The Wireless Wire-Walkers, also released as Wireless Wire Walker, is a 1921 silent animated film starring Krazy Kat. The film marks the final Krazy Kat film produced by Bray Studios before the filmmakers moved to Winkler Pictures.

==Plot==
Krazy Kat opens a pair of umbrellas for his upcoming wireless wire-walking show. Momentarily, his buddy, Ignatz Mouse, shows up holding some balloons. Krazy takes the balloons and places them under the umbrellas. Now they are ready for they're big show! A crowd of animals run into the show-ground as Krazy and Ignatz advertize the act.

The crowd cheer as Krazy and Ignatz enter the scene. After Ignatz removes a pair of underwear they start their act. Their act involves a wire attached to two poles. Ignatz is first to go on the wire, and later invites Krazy on the wire. After their first act the crowd cheers once more.
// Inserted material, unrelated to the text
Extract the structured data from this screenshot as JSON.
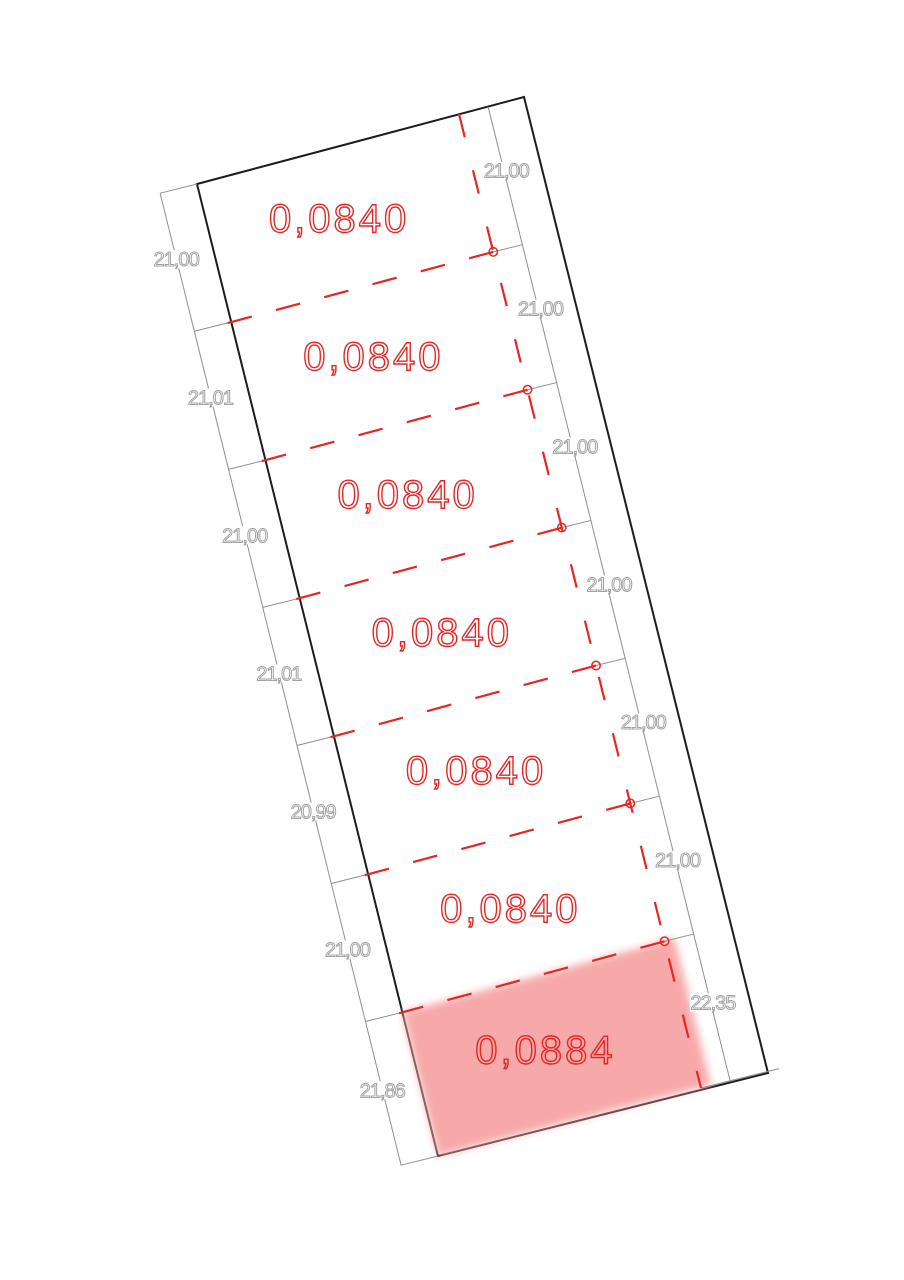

Before setting up the next act, Krazy says "Ladies and Gentlemen! We will now present our famous wireless wire-walking act." and removes the wire. The two performers then bring their umbrellas with balloons secretly hidden underneath. Ignatz is again first to perform and manages to walk around as if there's a wire on the poles, faithfully fooling the audience. Before Krazy could perform, the balloons under both umbrellas burst. This infuriates the audience as they have realized they have been tricked, and they start chasing them. The chase continues until everyone runs off an edge and falls into a canyon.